İmamların dinin bir kısmını anlatıp bir kısmını
(özellikle de siyasi boyutunu) anlatmamaları itirazıyla camilerden uzak durmak
da ayrı bir problemdir. Bu, salt onların problemi olmadığı için adaleti gözeten
bir tavır onları “istisnai” bir yere yerleştirmeyecektir. Öğretmen, öğrenci,
avukat, aile reisi yani konumu ne olursa olsun her Müslüman “hikmetli hareket
ederek” anlatacağını anlatır. İmamların hutbelerinde gündeme getirdikleri
şeylerin mevcut halleriyle büyük oranda İslâm’ın unsurlarını içerdiği
söylenebilir. Diyanetin camilerde gündeme getirilmesini imamlardan beklediği
inanç ve amellerin de birçok cemaatin İslâm telakkisinden çok daha az hurafe
içerdiği gözden uzak tutulmamalıdır. Eksik kalanının tarafımızdan ya da imam
tarafından cami cemaatiyle sohbet halindeyken de anlatılması, konuşulması
mümkündür. İmamların, Müslümanların siyasi bakışlarını gündeme getirmemeleri
eleştirilirken, İslâmî bir yönetimde bile bu talebin ne tür sorunlar
getirebileceğini İran’daki seçim sonrası yaşanan durumu hesaba katarak tefekkür
etmek gerekir. Camiiler Allah’ın ipine topluca sarılma ve ayrılığa yol açmama mekânlarıdır
ve öyle kalmalıdır. Günümüzde öyle değilse, öyle olması için camiler
sahiplenilmeli ve vakit namazları elden geldiğince camide kılınarak cemaatle
güzel ilişkiler kurulmalıdır.
İmamların ölülere Kur'an okumalarına gelince, Metin
Önal Mengüşoğlu’nun Haksöz’ün ilk sayılarından birinde sorduğu soruyu hatırlamak
gerekir: “Sizin hiç babanız öldü mü?” Bir yakınları vefat ettiğinde, insanlar
doğal olarak ahireti hatırlamaktadır. Dini duyguların oldukça yoğun olduğu
defin süreci, tebliğ açısından iyi bir fırsattır. İmamlar da o zaman diliminde doğru
olanı yapmakta Kur'an’ı okumakta ancak okudukları ayetlerin ne anlama geldiği
konusunda nadiren bilgi vermektedirler. İmamların arkasında namaz kılmaksızın
onları bu konuda doğru olana teşvik imkânları gayet sınırlıdır. Bu yanlışın
sürmesini eleştirmek ancak ortadan kalkması için hata sahiplerinden uzak durmak
hikmetli bir tavır değildir.
İmamların ölülere Kur'an okumaları konusunda dikkat
edilmesi gereken bir nokta da onların Kur'an’ı kendilerini işitmeyen ölülere okumadıkları
gerçeğidir. Ancak yanlış bir şekilde okudukları Kur'an’ın sevabını vefat eden
kişi dahil Hz. Peygamber (s)’e, sahabelere ve defin işlemine katılan
Müslümanların yakınlarına hediye etmektedirler. Bu yanlışın ortadan kalkması
kendiliğinden olmayacağına göre, çözümün cemaatin ahirette kurtulanlardan olması
için onlarla hemhal olmakta olduğu görülmelidir.

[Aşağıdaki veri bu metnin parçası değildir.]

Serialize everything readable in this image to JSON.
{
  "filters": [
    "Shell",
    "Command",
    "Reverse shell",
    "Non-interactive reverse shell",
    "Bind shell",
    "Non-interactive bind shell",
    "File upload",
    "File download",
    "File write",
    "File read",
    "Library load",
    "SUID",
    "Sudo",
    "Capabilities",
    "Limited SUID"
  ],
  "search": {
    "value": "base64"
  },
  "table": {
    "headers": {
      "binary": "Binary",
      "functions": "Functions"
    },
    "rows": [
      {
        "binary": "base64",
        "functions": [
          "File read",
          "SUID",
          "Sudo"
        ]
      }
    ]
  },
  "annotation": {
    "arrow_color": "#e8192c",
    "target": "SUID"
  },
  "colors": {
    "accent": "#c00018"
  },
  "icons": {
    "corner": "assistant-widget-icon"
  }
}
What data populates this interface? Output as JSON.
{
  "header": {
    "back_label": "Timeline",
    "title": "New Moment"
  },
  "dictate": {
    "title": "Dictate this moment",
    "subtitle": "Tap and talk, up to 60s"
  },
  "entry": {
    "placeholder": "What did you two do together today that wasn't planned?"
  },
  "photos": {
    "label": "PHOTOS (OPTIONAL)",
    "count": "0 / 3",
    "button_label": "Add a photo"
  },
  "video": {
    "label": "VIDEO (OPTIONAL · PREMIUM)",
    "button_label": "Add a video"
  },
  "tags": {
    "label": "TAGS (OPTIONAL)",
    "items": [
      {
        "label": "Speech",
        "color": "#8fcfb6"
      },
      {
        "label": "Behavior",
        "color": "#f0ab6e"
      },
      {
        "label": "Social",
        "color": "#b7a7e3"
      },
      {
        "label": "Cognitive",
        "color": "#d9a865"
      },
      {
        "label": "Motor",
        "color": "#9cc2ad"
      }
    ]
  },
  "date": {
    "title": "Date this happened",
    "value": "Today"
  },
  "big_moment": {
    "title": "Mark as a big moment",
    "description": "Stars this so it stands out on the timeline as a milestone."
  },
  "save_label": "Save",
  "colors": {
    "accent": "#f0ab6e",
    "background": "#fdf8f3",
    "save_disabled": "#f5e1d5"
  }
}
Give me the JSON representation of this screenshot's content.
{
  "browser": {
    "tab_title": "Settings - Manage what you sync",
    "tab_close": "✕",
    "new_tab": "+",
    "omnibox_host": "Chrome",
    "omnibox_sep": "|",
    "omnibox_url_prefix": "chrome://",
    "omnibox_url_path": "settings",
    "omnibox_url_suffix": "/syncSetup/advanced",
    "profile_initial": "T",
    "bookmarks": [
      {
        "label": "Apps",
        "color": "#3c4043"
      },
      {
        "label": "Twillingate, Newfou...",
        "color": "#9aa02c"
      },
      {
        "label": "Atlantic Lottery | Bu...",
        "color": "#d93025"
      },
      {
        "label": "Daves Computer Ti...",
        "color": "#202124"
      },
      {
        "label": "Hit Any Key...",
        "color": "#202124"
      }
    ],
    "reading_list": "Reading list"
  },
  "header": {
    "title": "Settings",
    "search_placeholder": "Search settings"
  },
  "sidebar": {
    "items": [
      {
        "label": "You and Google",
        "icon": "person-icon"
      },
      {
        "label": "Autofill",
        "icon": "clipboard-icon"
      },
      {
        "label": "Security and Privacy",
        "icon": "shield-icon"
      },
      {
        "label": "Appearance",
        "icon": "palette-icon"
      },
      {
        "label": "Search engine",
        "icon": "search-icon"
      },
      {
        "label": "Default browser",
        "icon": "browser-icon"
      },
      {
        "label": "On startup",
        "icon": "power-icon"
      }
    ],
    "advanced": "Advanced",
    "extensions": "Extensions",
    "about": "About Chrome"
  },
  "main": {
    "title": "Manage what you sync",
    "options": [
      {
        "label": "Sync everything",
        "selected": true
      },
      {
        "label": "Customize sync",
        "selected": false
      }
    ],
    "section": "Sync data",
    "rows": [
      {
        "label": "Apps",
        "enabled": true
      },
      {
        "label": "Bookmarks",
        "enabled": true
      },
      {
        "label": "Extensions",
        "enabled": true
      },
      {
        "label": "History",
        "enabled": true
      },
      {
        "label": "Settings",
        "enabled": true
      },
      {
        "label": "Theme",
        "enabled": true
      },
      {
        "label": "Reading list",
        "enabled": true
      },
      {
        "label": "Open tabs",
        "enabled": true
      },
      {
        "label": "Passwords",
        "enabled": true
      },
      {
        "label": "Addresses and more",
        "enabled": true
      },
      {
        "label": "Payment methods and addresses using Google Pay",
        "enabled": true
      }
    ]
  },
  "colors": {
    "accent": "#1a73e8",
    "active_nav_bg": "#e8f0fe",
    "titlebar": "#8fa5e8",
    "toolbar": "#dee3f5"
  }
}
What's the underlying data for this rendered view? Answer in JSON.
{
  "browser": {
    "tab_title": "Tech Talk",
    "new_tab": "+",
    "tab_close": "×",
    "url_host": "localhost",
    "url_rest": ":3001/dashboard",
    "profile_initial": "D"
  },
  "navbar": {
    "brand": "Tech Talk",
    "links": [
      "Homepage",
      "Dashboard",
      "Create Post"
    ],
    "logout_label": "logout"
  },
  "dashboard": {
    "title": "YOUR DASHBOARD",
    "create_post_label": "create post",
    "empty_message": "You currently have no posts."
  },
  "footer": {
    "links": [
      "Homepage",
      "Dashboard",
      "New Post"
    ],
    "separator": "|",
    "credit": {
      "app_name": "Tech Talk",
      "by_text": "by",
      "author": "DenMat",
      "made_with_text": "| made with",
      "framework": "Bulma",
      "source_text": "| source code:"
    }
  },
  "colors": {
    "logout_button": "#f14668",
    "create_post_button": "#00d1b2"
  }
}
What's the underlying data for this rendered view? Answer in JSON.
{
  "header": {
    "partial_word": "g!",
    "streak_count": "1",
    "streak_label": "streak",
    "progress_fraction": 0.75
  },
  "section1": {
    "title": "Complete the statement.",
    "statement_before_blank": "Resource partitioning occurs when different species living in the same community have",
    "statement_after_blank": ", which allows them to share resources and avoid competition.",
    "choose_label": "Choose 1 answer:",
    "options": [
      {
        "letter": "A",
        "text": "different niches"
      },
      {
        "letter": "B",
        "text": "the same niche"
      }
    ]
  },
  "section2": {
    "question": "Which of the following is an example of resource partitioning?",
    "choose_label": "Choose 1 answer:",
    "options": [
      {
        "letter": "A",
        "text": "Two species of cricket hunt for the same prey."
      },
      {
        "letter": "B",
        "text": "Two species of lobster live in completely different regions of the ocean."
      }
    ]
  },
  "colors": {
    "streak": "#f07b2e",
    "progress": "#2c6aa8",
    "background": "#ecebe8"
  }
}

Mevcut imamlara namazın emanet edilemeyeceğine dair
tez de delilli değildir. Bir defa cemaatle namaz kılındığında imam Allah ile
cemaat arasında bir aracı değildir ki, müminler namazlarını ona emanet etmiş
olsunlar. Bir mümin, imamın münafık olduğundan eminse zaten arkasında namaz
kılmaz. Değilse onun Müslümanlığına hüsn-ü zan besler ve arkasında namazını
kılar. Arkasında namaz kıldığımız imamın Kur'an, sünnet, itikad, siyaset vb.
konularda yanlışları olabilir. Bize düşen bu konularda bilgimiz yeterliyse ona
doğru olanı göstermektir. Bu süreçte o imama uymamızda da bir mahzur olmasa
gerektir. Zira insan kabullerini zaman içinde değiştirebilen bir varlıktır.
Nasıl on yıl öncesi kendimizde bulunan yanlış itikad ve amellere hoşgörüyle
yaklaşıp sürekli geçmişimizi tekfir etmiyor, namazlarımızı, oruçlarımızı tekrar
eda etmemiz gerektiğini düşünmüyorsak, imamlar da bu hoşgörü düzeyinden
faydalanabilmelidir.
Camilerde bilinçli, yaşça olgun kimselerin olmayışına
ve hanımların da camilere gitmeyişine gelince, bu konuda müspet gelişmelerin
beklemekle gerçekleşmeyeceği bilinmelidir. Hz. Peygamber’in (s) torunlarına
yönelik hoşgörüsünü dedelerimize anlatmak, cemaatin huşu içinde namaz kılma
niyetiyle geldiklerini hatırdan çıkarmaksızın çocuklarımızla camiye gelip
örneklik sergilemek bizim görevimizdir. Hanımların Rasulullah (s) döneminde
olduğu gibi camiye gitmelerinin sağlanması da elzemdir. Türkiye’de bazı
camilerde Cuma dahil hanımlara yer ayrılmıştır. Ayrılmayan camilerde ise mesele
ilgili müftülüğe bir dilekçe verilmesine bakmaktadır. Müslüman hanımlar hakkın
şahitliğini camilerde de en azından haftada bir gün olsun sergilemelidirler.
Böylece Müslüman hanımların camiye gidiş gelişleri sayesinde kamusal hayata da
tesettür hakim olacak ve Müslümanca giyim sürekli gündemde kalacaktır.
Sonuç olarak diyebiliriz ki, Müslümanların camilere
asli fonksiyonlarını kazandırma konusunda ellerini taşın altına koymaları gerekmektedir.
Camilerde Kur'an merkezli bir İslâm anlayışının yaygınlaşmasına ehemmiyet
vermek, İHL’lerin kapatılması girişimlerine karşı gösterilen duyarlılık kadar
önemlidir. İkincisi için verilen mücadele kadar ilkine özen gösterilmemesi,
içinde yaşadığımız toplumun ıslah olması çabaları açısından önemli bir eksikliktir.
Bu eksiklik kısa sürede giderilmelidir. Aksi takdirde muhatabımızın gözünde
gündemi Müslüman gözüyle değerlendirip duran ‘gazeteci’ler gibi algılanmaktan
kurtulamayız.
En güzel söz ve en güzel nizam her şeyin sahibi ve
aziz olan Allah’ın kelamı değil midir?